One common theme highlighted in the report as a “chronic shortage of workers that can combine advanced technical knowledge with project management and business development skills”.

Organisations surveyed said that industry newcomers are ill-prepared for the workplace and have to undergo further training to gain the required competencies.

NEF has warned that unless comprehensive restructuring of STEM education takes place, inertia and inaction will stifle innovation and could put jobs and economic growth at risk over the long term.

STEM education in many further and higher education courses is largely based on assessment and qualifications that are decades old, outdated and restrictive. NEF’s three-year review of further education colleges found that STEM provision was inadequate in virtually every case. In the worst examples, 80% of the curriculum was not aligned with the needs of industry.

At a national level, the report showed that STEM strategy is patchy and unco-ordinated across the regions.
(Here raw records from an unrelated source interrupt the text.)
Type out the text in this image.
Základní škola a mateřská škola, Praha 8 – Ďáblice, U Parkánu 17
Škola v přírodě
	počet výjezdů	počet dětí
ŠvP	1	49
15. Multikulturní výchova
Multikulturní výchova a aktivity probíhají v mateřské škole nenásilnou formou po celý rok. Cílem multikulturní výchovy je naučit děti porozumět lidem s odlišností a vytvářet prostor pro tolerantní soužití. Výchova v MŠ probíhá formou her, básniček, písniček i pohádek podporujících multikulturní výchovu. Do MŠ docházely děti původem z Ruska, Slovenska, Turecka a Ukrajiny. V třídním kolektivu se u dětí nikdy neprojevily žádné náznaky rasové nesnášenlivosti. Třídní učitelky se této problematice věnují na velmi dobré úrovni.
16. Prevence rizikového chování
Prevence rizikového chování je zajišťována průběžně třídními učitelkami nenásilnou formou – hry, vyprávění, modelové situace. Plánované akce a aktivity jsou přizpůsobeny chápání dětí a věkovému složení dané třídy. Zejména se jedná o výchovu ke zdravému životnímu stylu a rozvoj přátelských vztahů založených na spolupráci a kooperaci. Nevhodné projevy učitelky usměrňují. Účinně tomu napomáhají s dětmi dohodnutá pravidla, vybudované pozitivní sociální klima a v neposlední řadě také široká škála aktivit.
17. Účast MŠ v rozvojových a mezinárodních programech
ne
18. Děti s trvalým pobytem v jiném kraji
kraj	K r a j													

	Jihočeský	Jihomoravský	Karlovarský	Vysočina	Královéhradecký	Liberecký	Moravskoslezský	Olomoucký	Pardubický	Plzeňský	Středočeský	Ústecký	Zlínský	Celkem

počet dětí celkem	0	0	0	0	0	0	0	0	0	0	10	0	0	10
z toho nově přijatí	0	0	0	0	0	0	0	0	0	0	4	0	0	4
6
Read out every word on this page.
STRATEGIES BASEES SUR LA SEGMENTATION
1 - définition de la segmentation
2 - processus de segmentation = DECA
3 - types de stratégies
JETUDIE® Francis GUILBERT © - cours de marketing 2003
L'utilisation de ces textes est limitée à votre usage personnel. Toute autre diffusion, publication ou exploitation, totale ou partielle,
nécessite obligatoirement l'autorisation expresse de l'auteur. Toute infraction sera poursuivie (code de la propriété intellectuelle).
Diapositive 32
It described skills forecasting is “myopic”, with companies and colleges reacting only to immediate or short-term requirements.

Keith Lewis, managing director of recruitment specialist Matchtech, said in a NEF statement: “Creating a more industry-ready talent pipeline is fundamental in helping to provide a long-term solution to the STEM skills shortage.

“In our experience prospective employers have long since requested that students present with an industry-ready skills set that extends beyond traditional disciplines, encompassing the very latest and even pioneering technological advances, and that training should be delivered within a package that develops business acumen and encourages an entrepreneurial fervour.”